This is the substrate **epilepsy pharma teams, neuro-stimulation
device vendors, EEG analytics platforms, seizure prediction ML
researchers, and ILAE epidemiology teams** have been waiting for: a
coherent dataset where seizure type × etiology × AED × EEG biomarkers ×
QoL × SUDEP risk all interact with **SANAD-trial-grade calibration**.
| Buyer Persona | Use Case |
|---|---|
| Epilepsy Pharma R&D | AED efficacy comparator modeling, DRE patient stratification |
| Neuro-Stim Device Vendor | VNS/RNS/DBS candidate identification ML |
| EEG Analytics Platform | IED detection ML, ictal pattern classification |
| Seizure Prediction ML | Trigger-pattern + sensor + EEG ML training |
| ILAE Epidemiology Team | Population-level epilepsy statistics modeling |
| SUDEP Risk Modeling | Multi-factor SUDEP-7 risk stratification |
| Surgical Candidate Selection | MRI + PET + EEG concordance ML for epilepsy surgery |
---
## What's inside
**Single cross-sectional dataframe**, one row per patient.
| Output | Rows (sample) | Columns | Size |
|---|---:|---:|---|
| `HC_NEU_003_dataset.csv` | 3,000 | 89 | ~1.4 MB |
Schema is provided in `HC_NEU_003_schema.json`.
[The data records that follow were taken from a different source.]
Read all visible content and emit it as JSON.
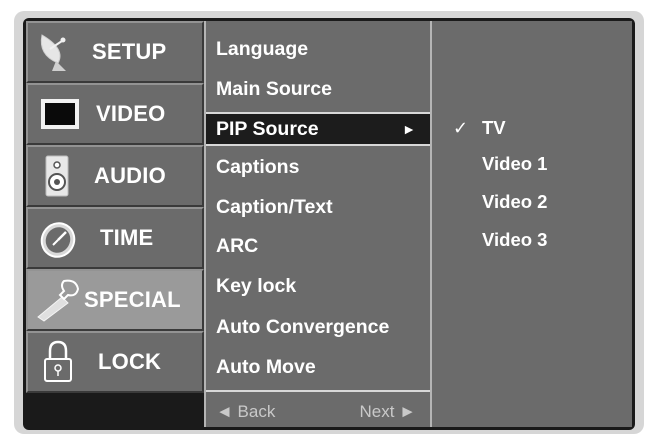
{
  "tabs": [
    {
      "label": "SETUP",
      "icon": "satellite-dish-icon"
    },
    {
      "label": "VIDEO",
      "icon": "tv-screen-icon"
    },
    {
      "label": "AUDIO",
      "icon": "speaker-icon"
    },
    {
      "label": "TIME",
      "icon": "clock-icon"
    },
    {
      "label": "SPECIAL",
      "icon": "wrench-key-icon"
    },
    {
      "label": "LOCK",
      "icon": "padlock-icon"
    }
  ],
  "active_tab": "SPECIAL",
  "menu": {
    "items": [
      {
        "label": "Language"
      },
      {
        "label": "Main Source"
      },
      {
        "label": "PIP Source",
        "arrow": "►"
      },
      {
        "label": "Captions"
      },
      {
        "label": "Caption/Text"
      },
      {
        "label": "ARC"
      },
      {
        "label": "Key lock"
      },
      {
        "label": "Auto Convergence"
      },
      {
        "label": "Auto Move"
      }
    ],
    "selected": "PIP Source",
    "back_label": "◄ Back",
    "next_label": "Next ►"
  },
  "submenu": {
    "check_mark": "✓",
    "options": [
      {
        "label": "TV"
      },
      {
        "label": "Video 1"
      },
      {
        "label": "Video 2"
      },
      {
        "label": "Video 3"
      }
    ],
    "checked": "TV"
  }
}
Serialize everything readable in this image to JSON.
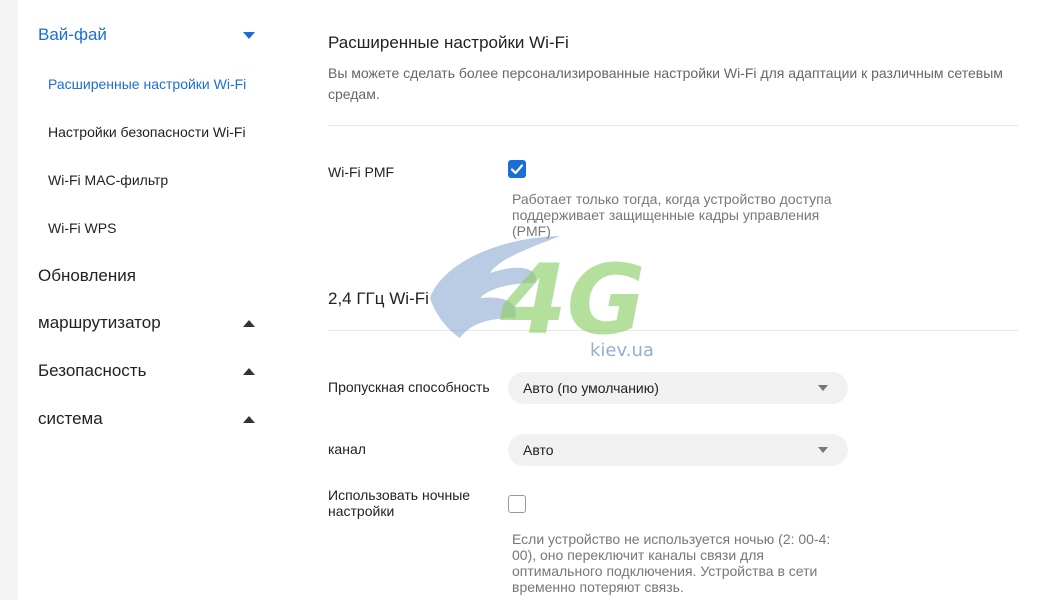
{
  "sidebar": {
    "sections": [
      {
        "label": "Вай-фай",
        "state": "expanded",
        "active": true
      },
      {
        "label": "Обновления"
      },
      {
        "label": "маршрутизатор",
        "state": "collapsed"
      },
      {
        "label": "Безопасность",
        "state": "collapsed"
      },
      {
        "label": "система",
        "state": "collapsed"
      }
    ],
    "wifi_items": [
      {
        "label": "Расширенные настройки Wi-Fi",
        "active": true
      },
      {
        "label": "Настройки безопасности Wi-Fi"
      },
      {
        "label": "Wi-Fi MAC-фильтр"
      },
      {
        "label": "Wi-Fi WPS"
      }
    ]
  },
  "main": {
    "title": "Расширенные настройки Wi-Fi",
    "description": "Вы можете сделать более персонализированные настройки Wi-Fi для адаптации к различным сетевым средам.",
    "pmf": {
      "label": "Wi-Fi PMF",
      "checked": true,
      "hint": "Работает только тогда, когда устройство доступа поддерживает защищенные кадры управления (PMF)"
    },
    "band_title": "2,4 ГГц Wi-Fi",
    "bandwidth": {
      "label": "Пропускная способность",
      "value": "Авто (по умолчанию)"
    },
    "channel": {
      "label": "канал",
      "value": "Авто"
    },
    "night": {
      "label": "Использовать ночные настройки",
      "checked": false,
      "hint": "Если устройство не используется ночью (2: 00-4: 00), оно переключит каналы связи для оптимального подключения. Устройства в сети временно потеряют связь."
    }
  },
  "watermark": {
    "logo_text": "4G",
    "site": "kiev.ua"
  },
  "colors": {
    "accent": "#1a6fd4",
    "page_bg": "#f3f3f3",
    "panel_bg": "#ffffff"
  }
}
The schema spans 7 modality blocks (demographics + seizure events +
triggers + EEG + treatment + neuroimaging + QoL/comorbidities) covering
ILAE-aligned seizure characterization, AED pharmacology, EEG biomarkers,
and patient-reported outcomes.
---
## Calibration sources
Every distribution is anchored to **named clinical references**. The
headline anchors are **SANAD I** (Marson 2007 Lancet) and **SANAD II**
(Marson 2021 Lancet) for AED-specific seizure-free rates, **Kwan & Brodie
2010** ILAE Task Force for drug-resistant epilepsy, and **WHO GBD Epilepsy
Atlas** for etiology distribution. Other anchors:
- **SANAD I trial (Marson 2007 Lancet)** — Levetiracetam vs Lamotrigine
vs Carbamazepine in focal epilepsy.
- **SANAD II trial (Marson 2021 Lancet)** — Valproate vs Levetiracetam
in generalised epilepsy.
- **ILAE 2017 Seizure Classification (Fisher 2017)** — 9-class seizure
type taxonomy.
- **ILAE 2017 Etiology Framework** — 6-class etiology taxonomy.
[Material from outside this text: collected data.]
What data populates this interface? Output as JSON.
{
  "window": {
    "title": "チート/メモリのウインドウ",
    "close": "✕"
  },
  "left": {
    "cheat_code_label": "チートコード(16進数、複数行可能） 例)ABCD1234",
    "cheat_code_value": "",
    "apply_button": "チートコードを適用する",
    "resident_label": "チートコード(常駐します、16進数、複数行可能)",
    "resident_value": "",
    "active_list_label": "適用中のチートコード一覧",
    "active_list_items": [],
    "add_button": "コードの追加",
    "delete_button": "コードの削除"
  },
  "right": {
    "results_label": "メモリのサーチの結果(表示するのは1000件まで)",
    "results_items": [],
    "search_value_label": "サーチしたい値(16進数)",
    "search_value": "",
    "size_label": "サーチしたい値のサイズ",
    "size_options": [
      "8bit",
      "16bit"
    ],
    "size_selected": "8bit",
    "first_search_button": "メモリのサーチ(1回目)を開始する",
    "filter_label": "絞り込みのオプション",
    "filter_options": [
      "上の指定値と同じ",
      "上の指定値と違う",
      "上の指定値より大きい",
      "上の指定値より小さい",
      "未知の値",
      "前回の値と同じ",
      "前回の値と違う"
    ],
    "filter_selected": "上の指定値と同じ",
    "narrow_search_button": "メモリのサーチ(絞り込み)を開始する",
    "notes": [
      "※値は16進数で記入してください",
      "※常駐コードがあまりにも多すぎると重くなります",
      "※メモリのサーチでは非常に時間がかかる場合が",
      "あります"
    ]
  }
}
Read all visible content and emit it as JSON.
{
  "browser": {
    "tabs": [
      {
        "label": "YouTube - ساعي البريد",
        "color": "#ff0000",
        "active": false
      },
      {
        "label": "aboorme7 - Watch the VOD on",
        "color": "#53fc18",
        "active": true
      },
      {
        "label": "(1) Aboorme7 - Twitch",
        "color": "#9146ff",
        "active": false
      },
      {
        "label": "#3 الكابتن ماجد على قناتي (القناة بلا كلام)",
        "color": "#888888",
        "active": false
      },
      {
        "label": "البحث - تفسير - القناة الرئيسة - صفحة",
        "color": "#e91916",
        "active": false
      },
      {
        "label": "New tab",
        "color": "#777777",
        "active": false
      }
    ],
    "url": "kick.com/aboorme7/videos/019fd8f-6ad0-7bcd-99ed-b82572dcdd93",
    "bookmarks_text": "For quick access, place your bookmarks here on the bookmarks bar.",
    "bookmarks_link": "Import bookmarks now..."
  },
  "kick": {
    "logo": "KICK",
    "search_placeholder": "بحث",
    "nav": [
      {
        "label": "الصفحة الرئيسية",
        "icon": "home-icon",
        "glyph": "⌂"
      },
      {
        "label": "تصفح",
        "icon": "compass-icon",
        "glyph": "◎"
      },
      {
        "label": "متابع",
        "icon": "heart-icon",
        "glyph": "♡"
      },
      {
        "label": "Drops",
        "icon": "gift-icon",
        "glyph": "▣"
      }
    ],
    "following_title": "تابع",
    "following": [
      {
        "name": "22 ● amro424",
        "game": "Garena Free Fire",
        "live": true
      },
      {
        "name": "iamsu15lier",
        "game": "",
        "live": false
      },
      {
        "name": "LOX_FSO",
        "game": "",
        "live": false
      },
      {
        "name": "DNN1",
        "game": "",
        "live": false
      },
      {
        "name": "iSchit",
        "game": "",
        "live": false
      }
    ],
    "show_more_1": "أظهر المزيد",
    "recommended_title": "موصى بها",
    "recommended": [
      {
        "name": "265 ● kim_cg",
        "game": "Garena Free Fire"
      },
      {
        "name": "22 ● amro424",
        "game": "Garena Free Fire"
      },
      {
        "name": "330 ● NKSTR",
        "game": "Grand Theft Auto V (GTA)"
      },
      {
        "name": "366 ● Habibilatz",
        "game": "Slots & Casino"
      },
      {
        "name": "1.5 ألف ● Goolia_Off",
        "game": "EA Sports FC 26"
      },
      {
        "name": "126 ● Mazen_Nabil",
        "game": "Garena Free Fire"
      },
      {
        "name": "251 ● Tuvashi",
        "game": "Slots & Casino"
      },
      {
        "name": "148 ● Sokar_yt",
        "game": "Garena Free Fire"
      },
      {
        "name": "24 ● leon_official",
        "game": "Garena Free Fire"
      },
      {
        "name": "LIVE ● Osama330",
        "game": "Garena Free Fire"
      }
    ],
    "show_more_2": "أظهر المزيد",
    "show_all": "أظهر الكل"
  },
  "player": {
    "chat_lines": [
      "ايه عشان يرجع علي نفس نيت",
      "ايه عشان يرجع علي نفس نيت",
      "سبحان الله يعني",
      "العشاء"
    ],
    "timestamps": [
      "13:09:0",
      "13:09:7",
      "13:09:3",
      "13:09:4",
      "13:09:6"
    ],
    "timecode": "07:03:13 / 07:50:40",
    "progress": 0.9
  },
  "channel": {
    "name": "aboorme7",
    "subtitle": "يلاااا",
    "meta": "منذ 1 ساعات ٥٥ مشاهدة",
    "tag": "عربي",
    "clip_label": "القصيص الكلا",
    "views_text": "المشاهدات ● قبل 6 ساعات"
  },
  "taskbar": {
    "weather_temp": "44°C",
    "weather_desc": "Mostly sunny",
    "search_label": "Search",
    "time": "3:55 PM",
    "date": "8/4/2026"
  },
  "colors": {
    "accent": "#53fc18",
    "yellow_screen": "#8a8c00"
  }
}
- **Kwan & Brodie 2010 + ILAE Task Force** — drug-resistant epilepsy
definition (failure of ≥2 appropriate AED trials).
- **WHO GBD Epilepsy Atlas** — global epilepsy prevalence and
etiology distribution.
- **Rochester Epilepsy Study (Cramer 1998)** — QOLIE-31 normative
data.
- **Sperling 2003 + Bernasconi 2019** — MRI lesion detection in focal
epilepsy.
- **Fisher 2014** — photosensitive epilepsy prevalence.
- **Faught 2009 Neurology** — real-world AED adherence.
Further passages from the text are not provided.